Crest's roofing system: award-winning and beautifully crafted
The Social Housing Project of 105 high energy-efficient homes in Goldsmith Street Norwich featuring a roofing system from Crest Building Proucts, designed by Mikhail Riches with Cathy Hawley to Passivhaus standards for Norwich City Council won the Royal Institute of British Architects (RIBA) Stirling Prize Award 2019. The UK’s highest architectural accolade for the best new building.
The city of Norwich held an international RIBA Competition 11 years ago, to select architects and the right scheme for the site, which architects Mikhail Riches won. Despite the recession and economic downturn, the team remained focused on achieving its goal of creating a highly sustainable community in these challenging times.

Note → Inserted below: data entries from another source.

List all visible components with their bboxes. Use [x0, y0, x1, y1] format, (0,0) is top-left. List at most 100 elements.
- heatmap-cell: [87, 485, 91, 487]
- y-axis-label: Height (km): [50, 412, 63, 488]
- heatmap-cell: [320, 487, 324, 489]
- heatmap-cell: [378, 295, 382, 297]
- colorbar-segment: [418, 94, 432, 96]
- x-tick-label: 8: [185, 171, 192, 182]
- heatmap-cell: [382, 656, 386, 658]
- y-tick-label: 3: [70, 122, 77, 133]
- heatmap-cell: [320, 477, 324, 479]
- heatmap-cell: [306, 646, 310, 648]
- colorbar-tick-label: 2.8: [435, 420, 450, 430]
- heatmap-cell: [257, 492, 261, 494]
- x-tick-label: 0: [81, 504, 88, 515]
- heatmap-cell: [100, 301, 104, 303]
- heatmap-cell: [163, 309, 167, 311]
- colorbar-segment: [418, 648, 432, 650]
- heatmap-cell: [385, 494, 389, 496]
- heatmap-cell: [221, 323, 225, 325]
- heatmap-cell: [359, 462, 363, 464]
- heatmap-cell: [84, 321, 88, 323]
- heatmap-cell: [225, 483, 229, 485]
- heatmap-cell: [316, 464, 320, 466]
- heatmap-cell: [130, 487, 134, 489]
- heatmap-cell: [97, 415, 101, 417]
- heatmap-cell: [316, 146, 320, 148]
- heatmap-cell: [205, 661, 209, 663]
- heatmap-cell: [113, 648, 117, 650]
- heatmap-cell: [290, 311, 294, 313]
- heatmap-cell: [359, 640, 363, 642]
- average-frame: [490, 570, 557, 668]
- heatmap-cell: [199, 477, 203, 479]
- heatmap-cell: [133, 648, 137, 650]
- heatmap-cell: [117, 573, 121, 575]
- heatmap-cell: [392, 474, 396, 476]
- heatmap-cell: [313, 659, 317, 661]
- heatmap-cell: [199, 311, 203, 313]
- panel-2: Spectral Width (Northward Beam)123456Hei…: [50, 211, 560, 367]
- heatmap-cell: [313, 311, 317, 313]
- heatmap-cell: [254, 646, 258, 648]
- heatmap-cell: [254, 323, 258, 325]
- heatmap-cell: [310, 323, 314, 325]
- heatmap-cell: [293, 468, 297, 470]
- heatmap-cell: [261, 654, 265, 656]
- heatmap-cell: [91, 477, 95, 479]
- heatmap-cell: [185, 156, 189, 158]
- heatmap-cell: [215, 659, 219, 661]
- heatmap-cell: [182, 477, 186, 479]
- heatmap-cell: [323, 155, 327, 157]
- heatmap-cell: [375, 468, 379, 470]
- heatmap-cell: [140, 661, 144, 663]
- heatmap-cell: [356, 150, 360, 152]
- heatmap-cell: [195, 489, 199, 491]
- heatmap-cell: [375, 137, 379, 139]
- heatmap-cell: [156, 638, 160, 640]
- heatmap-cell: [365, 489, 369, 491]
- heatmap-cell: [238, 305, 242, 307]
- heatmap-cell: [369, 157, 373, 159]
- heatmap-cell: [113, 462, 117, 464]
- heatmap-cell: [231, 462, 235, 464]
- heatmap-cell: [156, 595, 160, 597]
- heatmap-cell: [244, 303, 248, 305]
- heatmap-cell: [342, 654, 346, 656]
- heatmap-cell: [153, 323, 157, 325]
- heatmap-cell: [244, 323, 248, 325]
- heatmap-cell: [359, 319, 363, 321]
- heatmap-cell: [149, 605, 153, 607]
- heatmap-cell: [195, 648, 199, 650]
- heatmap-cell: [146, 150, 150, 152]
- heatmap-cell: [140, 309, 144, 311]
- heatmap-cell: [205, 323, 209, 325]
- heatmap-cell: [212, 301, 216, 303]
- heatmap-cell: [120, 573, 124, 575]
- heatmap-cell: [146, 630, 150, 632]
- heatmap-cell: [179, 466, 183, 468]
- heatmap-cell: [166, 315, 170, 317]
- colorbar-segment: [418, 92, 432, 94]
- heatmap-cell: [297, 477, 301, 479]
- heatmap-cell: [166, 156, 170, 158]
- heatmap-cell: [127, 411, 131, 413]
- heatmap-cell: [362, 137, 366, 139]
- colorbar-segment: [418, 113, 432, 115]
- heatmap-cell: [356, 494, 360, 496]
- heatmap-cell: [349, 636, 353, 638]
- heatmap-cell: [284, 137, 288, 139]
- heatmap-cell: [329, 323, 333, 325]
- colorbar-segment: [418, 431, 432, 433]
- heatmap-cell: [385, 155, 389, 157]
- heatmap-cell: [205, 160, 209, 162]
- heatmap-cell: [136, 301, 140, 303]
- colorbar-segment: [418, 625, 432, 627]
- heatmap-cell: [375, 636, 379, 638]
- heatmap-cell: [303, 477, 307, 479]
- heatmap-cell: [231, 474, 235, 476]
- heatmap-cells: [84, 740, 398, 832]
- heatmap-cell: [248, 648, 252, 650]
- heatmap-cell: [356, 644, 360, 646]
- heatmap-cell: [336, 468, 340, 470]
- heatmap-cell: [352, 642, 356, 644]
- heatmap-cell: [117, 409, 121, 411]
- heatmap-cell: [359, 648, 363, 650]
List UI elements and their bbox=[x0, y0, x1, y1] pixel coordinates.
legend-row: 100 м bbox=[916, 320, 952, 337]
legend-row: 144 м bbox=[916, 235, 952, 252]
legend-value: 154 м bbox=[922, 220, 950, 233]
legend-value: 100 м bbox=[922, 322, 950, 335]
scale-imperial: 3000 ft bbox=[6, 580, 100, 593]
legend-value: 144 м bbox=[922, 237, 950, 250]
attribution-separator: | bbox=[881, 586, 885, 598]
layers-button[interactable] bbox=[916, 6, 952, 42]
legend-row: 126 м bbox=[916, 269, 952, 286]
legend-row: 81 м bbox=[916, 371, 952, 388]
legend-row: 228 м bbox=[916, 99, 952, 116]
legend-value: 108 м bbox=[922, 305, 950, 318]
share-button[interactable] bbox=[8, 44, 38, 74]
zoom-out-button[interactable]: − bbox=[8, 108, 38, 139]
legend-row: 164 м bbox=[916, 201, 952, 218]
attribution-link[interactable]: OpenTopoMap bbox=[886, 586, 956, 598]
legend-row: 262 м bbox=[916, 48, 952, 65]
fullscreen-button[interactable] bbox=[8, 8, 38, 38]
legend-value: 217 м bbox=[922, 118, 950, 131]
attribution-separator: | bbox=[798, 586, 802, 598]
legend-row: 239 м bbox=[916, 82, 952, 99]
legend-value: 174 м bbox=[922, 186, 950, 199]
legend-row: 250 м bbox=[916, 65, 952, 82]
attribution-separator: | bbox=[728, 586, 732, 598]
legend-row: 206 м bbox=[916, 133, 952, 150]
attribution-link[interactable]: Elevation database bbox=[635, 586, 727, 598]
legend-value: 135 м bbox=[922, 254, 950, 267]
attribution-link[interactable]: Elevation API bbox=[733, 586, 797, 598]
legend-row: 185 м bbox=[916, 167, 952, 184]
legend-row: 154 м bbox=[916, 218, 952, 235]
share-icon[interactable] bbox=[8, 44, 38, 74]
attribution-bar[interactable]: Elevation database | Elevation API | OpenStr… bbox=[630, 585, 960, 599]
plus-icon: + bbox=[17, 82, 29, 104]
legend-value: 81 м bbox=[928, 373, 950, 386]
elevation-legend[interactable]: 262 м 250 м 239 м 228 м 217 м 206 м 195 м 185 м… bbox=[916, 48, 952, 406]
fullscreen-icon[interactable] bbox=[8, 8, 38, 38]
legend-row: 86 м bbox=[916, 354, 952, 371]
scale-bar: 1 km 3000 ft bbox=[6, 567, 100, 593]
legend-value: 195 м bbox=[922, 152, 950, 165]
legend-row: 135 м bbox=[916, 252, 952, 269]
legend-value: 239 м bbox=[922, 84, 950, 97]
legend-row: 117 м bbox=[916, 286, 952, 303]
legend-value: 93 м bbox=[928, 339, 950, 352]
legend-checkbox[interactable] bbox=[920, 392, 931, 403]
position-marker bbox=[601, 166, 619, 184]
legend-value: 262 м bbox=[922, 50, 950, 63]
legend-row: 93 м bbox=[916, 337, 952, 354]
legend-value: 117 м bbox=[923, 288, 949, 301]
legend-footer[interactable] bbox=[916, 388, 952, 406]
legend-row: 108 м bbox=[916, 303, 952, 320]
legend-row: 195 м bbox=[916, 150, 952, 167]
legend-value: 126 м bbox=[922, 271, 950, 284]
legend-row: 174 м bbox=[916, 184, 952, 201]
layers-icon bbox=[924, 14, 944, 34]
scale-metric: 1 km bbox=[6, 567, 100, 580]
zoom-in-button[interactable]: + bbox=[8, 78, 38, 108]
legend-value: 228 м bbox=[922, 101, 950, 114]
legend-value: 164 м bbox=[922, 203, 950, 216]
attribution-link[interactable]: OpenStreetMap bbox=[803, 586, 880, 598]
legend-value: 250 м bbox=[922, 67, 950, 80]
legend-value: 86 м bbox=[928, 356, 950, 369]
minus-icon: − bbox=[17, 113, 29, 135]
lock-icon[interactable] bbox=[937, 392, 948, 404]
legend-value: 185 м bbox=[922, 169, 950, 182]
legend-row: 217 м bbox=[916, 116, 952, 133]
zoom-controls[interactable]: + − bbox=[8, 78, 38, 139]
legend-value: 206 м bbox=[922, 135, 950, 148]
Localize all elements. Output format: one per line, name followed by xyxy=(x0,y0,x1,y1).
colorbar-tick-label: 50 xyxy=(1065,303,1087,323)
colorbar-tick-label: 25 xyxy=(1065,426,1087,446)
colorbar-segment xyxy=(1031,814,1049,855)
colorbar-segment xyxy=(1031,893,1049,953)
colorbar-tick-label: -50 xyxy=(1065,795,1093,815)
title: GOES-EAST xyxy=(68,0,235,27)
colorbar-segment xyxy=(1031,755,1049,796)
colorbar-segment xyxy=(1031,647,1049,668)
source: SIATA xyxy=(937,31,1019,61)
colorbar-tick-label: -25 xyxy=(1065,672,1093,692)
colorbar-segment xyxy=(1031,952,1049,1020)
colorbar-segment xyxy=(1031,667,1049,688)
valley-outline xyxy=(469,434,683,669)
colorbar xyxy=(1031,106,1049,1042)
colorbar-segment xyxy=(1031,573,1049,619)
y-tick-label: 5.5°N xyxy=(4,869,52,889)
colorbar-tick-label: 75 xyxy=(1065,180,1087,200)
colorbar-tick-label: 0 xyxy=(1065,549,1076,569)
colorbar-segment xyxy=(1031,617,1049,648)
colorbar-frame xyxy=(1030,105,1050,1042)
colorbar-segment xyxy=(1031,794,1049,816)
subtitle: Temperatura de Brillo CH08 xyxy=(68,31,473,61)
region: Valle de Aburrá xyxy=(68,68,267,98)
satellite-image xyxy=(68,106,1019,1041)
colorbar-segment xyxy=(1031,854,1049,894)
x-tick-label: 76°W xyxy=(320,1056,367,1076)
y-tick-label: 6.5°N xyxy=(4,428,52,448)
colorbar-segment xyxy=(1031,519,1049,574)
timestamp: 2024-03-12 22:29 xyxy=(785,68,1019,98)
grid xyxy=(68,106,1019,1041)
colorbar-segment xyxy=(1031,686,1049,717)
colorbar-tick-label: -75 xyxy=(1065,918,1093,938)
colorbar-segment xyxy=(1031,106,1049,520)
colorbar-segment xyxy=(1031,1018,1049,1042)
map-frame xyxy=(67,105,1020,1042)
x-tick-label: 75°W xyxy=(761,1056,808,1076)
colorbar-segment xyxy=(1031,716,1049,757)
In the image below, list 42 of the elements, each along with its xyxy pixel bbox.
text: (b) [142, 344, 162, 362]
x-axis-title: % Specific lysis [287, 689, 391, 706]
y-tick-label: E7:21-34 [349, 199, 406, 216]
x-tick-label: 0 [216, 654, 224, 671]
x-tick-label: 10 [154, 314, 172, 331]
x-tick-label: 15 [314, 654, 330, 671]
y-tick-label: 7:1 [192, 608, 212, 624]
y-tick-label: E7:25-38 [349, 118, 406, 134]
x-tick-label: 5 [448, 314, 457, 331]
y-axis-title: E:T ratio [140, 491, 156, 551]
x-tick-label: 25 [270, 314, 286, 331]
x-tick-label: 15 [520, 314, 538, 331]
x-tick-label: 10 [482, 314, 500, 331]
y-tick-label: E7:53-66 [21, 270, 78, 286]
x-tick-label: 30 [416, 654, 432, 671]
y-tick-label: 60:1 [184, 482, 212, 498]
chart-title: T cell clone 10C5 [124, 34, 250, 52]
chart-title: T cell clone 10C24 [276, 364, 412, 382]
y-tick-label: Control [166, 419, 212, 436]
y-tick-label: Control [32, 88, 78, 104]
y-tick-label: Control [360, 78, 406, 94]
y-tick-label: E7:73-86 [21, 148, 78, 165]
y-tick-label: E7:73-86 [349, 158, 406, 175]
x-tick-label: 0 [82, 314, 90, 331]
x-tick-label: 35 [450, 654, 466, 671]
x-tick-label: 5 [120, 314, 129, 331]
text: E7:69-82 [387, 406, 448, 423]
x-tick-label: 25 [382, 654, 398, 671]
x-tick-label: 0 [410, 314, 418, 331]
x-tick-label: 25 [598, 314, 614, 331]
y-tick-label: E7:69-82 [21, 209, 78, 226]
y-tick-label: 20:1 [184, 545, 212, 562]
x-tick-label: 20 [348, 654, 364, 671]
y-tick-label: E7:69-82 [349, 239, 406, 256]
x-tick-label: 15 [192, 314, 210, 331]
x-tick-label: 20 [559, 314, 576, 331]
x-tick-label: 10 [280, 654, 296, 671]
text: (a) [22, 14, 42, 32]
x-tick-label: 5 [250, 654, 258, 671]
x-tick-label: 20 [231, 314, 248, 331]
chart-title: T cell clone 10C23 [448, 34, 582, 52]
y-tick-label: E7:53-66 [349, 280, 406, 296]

On 18 July 2019, six projects were short-listed for this coveted award. The projects were judged against a range of criteria including design vision, innovation, originality, accessibility and sustainability, the capacity to stimulate, engage and delight occupants and visitors, how fit the building is for its purpose and the level of client satisfaction.
The architects focused on a number of local touches that were rooted in Norwich’s past when designing the Goldsmith Street development, such as the glossy black pantiles used on the roofs - a nod to the city’s Dutch trading routes from The Netherlands and buff/grey clay facing bricks, similar to the Victorian terraces in the nearby Golden Triangle district typical features of East Anglian architecture.
Roofing system with a difference
The unusual pitch of the mansard roofs, however, reveals the architects’ contemporary design of the terraced typology; their 15-degree slant allows for winter sun to hit the homes’ south-facing façades uninterrupted to provide passive heating. The mansard style makes maximum use of the interior space in the roof area and creates a simple and modern feel to the homes. The roof profile is one of a number of subtle design details that have enabled the scheme to achieve Passivhaus status, the certification for ultra-low-energy-buildings, the largest Passivhaus scheme in the UK.
Managing director Arnold van Huet from Crest Building Products provided expert advice and guidance backed up by his team at Crest on this state-of-the-art project. Invaluable experience and understanding of bricks and roofing tiles required for a project of this magnitude were extremely useful when working alongside the architects.
The Crest Nelskamp H14 interlocking clay pantile finished in black gloss was the preferred choice for the project.
With a covering capacity of only 14 tiles per square metre, it was installed very economically, however, the roof design presented some challenges, several tailored tiles were designed in order to deal with the intricacies of the mansard roof shape. The Crest team and the architects organised a visit to Nelskamp in Germany, Crest’s European manufacturing business partners. The purpose of the trip was to showcase the leading German roofing manufacturer with modern production facilities and special preparation treatments and to oversee the final stages of the bespoke engineered roof tile.
Bespoke engineered angled tiles were finally created (some at 70°) with millimetre precision enabling the roofing contractors to construct the pitched roofs to the quality the architects aspired to. The tiles would interlock with the H14 clay roof tile and offered a unique roofing system that flows without interruption continuously from eave to ridge with no lead work on any part of the roof. The architects were delighted a solution had been overcome and didn’t compromise the outstanding appearance of the mansard roof.
The 2019 RIBA Stirling Prize judges, chaired by Julia Barfield, said: “Goldsmith Street is a modest masterpiece. It is high-quality architecture in its purest most environmentally and socially conscious form. This is proper social housing, over ten years in the making, delivered by an ambitious and thoughtful council. These desirable, spacious, low-energy properties should be the norm for all council housing.
“Over a quarter of the site is communal space – evidence of the generosity of the scheme. A secure alleyway connects neighbours at the bottom of their garden fences and a lushly planted communal area runs through the estate, providing an inviting place for residents to gather and children to play, fostering strong community engagement and social cohesion.
Goldsmith Street is a ground-breaking project and an outstanding contribution to British architecture.”